晩年の稲盛和夫
写真提供:京セラ(以下同)

 20代で京セラを創業、50代で第二電電企画(現KDDI)を設立して通信自由化へ挑戦し、80歳を目前に日本航空の再生に挑んだ稲盛和夫氏。いくつもの企業を劇的に成長・変革し続けてきたイメージのある稲盛氏だが、京セラで長らく稲盛氏のスタッフを務めた鹿児島大学稲盛アカデミー特任教授の粕谷昌志氏は、「大変革」を必要としないことこそが稲盛経営の真髄だという。本連載では粕谷氏が、京セラの転機となる数々のエピソードとともに稲盛流の「経営」と「変革」について解説する。

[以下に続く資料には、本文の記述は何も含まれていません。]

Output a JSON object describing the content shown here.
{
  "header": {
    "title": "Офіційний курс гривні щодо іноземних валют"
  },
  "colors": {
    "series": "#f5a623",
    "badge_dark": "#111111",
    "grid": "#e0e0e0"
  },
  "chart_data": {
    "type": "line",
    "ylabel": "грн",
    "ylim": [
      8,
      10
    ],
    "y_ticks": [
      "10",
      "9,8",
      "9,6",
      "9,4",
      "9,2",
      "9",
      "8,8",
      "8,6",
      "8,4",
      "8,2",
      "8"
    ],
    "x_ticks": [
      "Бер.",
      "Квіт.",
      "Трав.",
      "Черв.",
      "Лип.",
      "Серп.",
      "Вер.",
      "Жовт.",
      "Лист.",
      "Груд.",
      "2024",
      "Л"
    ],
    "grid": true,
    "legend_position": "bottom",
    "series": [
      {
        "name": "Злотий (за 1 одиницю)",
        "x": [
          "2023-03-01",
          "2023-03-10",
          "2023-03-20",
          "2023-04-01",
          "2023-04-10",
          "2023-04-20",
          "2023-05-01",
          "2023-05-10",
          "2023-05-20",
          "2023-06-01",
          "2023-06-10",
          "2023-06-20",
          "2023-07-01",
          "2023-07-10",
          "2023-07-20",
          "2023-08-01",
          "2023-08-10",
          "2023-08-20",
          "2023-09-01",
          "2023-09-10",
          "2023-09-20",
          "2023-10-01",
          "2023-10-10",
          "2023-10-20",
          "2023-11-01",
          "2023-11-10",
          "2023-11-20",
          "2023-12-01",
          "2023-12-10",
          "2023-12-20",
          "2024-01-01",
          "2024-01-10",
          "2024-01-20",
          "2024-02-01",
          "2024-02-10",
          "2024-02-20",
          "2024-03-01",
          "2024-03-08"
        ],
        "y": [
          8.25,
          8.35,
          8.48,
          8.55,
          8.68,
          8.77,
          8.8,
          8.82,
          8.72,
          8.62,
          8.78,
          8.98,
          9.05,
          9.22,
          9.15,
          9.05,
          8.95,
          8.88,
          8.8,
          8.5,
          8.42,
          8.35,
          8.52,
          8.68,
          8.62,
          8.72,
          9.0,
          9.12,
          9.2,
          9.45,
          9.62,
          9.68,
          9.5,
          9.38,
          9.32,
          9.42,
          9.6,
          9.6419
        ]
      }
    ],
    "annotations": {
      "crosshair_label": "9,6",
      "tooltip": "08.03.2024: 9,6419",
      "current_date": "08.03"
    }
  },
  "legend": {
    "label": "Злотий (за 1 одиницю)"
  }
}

 これまで、稲盛氏の企業変革の歩みを、京セラ創業から経営の第一線を退くまで、時系列でたどってきた。果たして、変革の原動力とは何であったのか。さらに、変革の連鎖がもたらした企業発展の真の意義とは何か。稲盛氏が生涯をかけて示した経営の「本質」に迫る。

「企業変革」の動機はパラノイア

 本連載開始に当たり、「稲盛は、間違いなく生涯にわたって変革を続けた、イノベーティブな経営者であった。しかし、その変革とは、京セラにおいては、積年の経営課題を劇的に克服してみせることでも、ジリ貧にあった事業を反転飛躍させることでも、ましてや破滅の危機に瀕した会社を起死回生蘇らせることでもなかった」と述べた。

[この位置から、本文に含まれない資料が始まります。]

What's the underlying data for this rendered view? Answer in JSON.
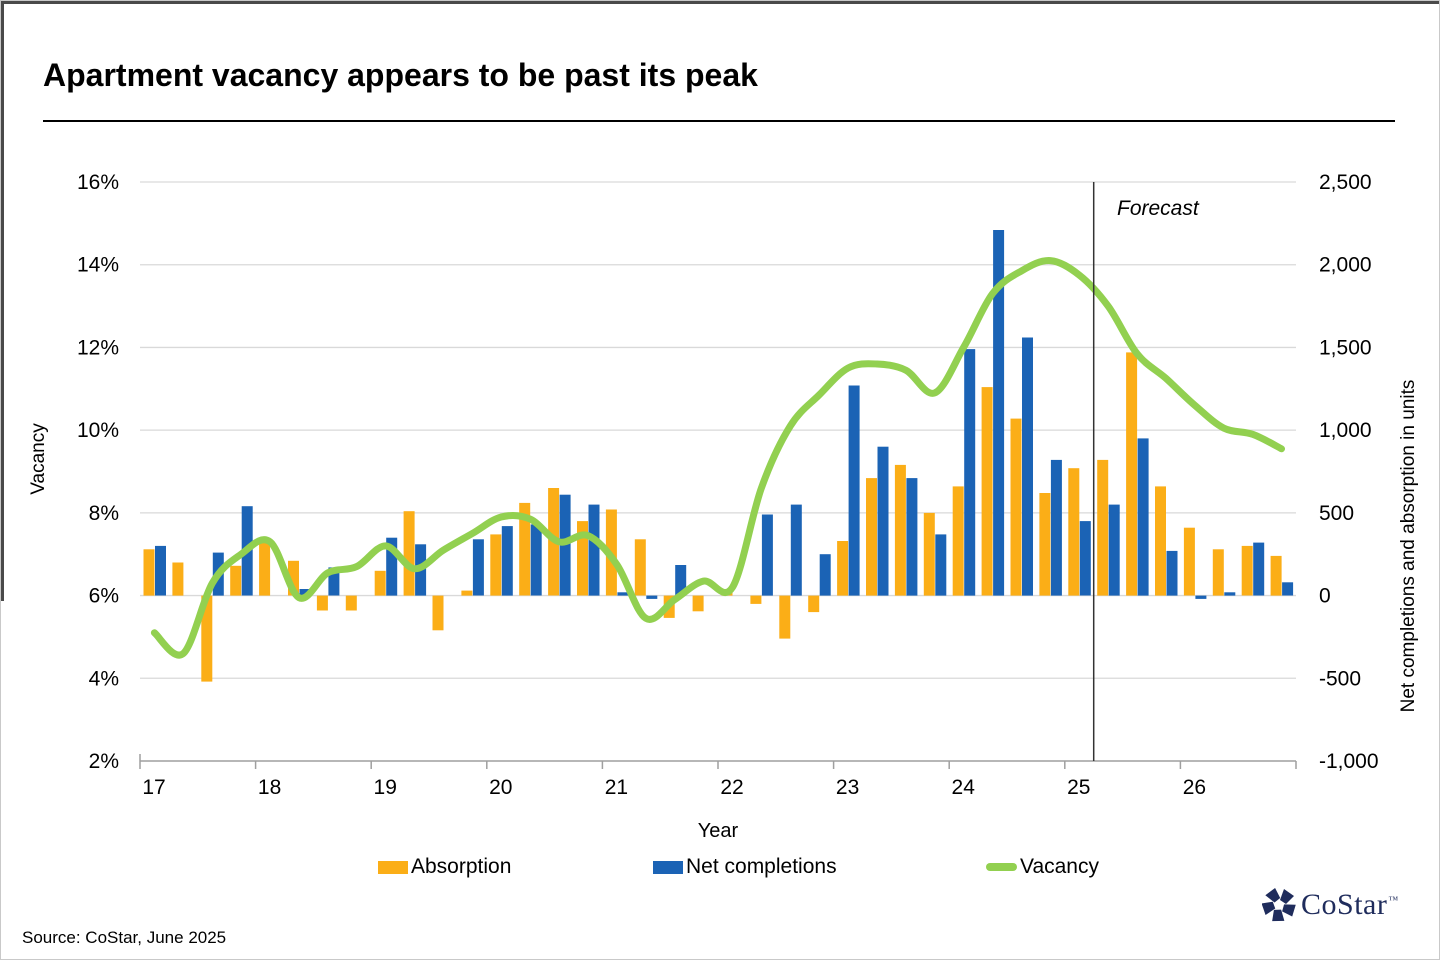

 その後、16回に及んだ連載で稲盛和夫の企業変革の歩みをご紹介してきたが、その変革とはやはり、逆境に挽回を図るのではなく、順境にあって安住を否定し、現状を改善し続けることであった。

 その意味では、稲盛の経営はドラマ性に乏しい。ジェットコースターのようなアップダウン、あるいはスリルとサスペンスを伴わないからだが、そんな不安定要素を経営から排除するためにこそ、稲盛は日々変革を行ってきた。稲盛自身の言葉を借りれば、変革を重ねることで、常に「土俵の真ん中で相撲を取る」ことに努めてきたのであった。

 しかし、常に安全弁を備えるような経営に、実際に取り組むことは容易ではない。人間は追い込まれなければ、現状を変えるという難事に取り組まないからだ。なぜ、稲盛に日々の変革が可能であったのか。